Noteworthy is the argument of the Attorney General of the Federation, Mr Lateef Fagbemi, SAN, before the learned Supreme Court justices. Mr. Fagbemi basically sought to blackmail the Supreme Court when he averred in his submission that: “The implication, your lordship, if you grant the relief sought by the plaintiffs, is that the public will perceive the Supreme Court as supporting corruption”.
This is a deceptive strategy that harms the anti-corruption fight more than any other factor. The enormous powers in the Legislative List domiciled in Aso Rock is one of the fault lines in Nigeria’s federal arrangement. The exclusive control of all the instruments of law enforcement in Abuja is contrary to the well-thought out arrangement meticulously negotiated by the founding founders in the numerous pre-Independence constitutional conferences. Abuja receives more than 52 percent of all federal allocations while states and local councils share majority of the balance. Leaving such tier unpoliced and not held to account in an independent and dispassionate manner is a carte blanche to unbridled corruption.
Progressing in error as recommended by Fagbemi eventually becomes retrogressive and counterproductive. The position of the states is from an informed knowledge. They know what happens in Abuja where most of the federal revenue is spent. When federal law enforcement agencies come for them in the states, leaving the bigger culprits unscathed, it affects the national psyche and cripples all pretences to nationhood, fairness and justice.

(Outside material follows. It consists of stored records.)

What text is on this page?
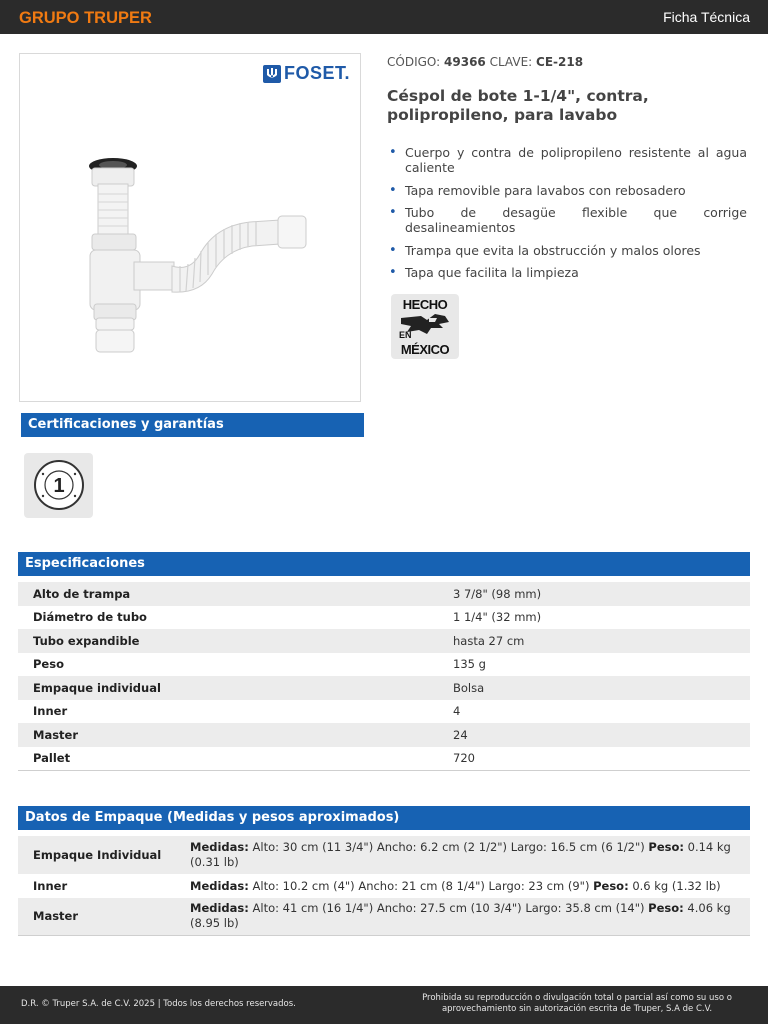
GRUPO TRUPER	Ficha Técnica
FOSET.
CÓDIGO: 49366 CLAVE: CE-218
Céspol de bote 1-1/4", contra, polipropileno, para lavabo
• Cuerpo y contra de polipropileno resistente al agua caliente
• Tapa removible para lavabos con rebosadero
• Tubo de desagüe flexible que corrige desalineamientos
• Trampa que evita la obstrucción y malos olores
• Tapa que facilita la limpieza
HECHO
EN
MÉXICO
Certificaciones y garantías
1
Especificaciones
Alto de trampa	3 7/8" (98 mm)
Diámetro de tubo	1 1/4" (32 mm)
Tubo expandible	hasta 27 cm
Peso	135 g
Empaque individual	Bolsa
Inner	4
Master	24
Pallet	720
Datos de Empaque (Medidas y pesos aproximados)
Empaque Individual	Medidas: Alto: 30 cm (11 3/4") Ancho: 6.2 cm (2 1/2") Largo: 16.5 cm (6 1/2") Peso: 0.14 kg (0.31 lb)
Inner	Medidas: Alto: 10.2 cm (4") Ancho: 21 cm (8 1/4") Largo: 23 cm (9") Peso: 0.6 kg (1.32 lb)
Master	Medidas: Alto: 41 cm (16 1/4") Ancho: 27.5 cm (10 3/4") Largo: 35.8 cm (14") Peso: 4.06 kg (8.95 lb)
D.R. © Truper S.A. de C.V. 2025 | Todos los derechos reservados.
Prohibida su reproducción o divulgación total o parcial así como su uso o aprovechamiento sin autorización escrita de Truper, S.A de C.V.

There are many imperfections and distortions in 1999 constitution and the process of review is tortuous that in some critical areas, the intervention of the learned justices offers a safer and expedient route to the review for the general good of the nation. The seven-man panel must resist the blackmail of the federal government to dismiss the suit of the states. At the end, Nigeria remains a federal entity where the states willingly transferred some of their powers to the centre to hold in trust. In effect, states which are subregional groups are not subservient to the centre. They do not exist at the pleasure of the centre. The extent the centre wields powers, rather, is at the pleasure of the states.
Corruption and the battle against it is at the core of nationhood. Any country that is unable to evolve laws or agencies that will hold every agency or public office holder equally subject to the fundamental principles of accountability and fairness is doomed. It is incumbent on the Supreme Court to stand for Nigeria and national interest, not for the government in power.
For the 19 states, they must stand firm and resist the subtle arm-twisting tactics of Aso Rock to abort the suit. The remaining states should be doing the country immense favour if they rally round their peers and join the suit. At the end, it is not about the party in power, it is about building a progressive and development-oriented union.
When President Obasanjo frustrated then Governor Tinubu’s vision of building an independent power plant, he may have thought he was punishing the government of an opposition party. He did it while PDP was in power. Today, the same Tinubu is president. We cannot walk the same path all over again.
The Supreme Court must arise and deliver justice shorn of sentiments.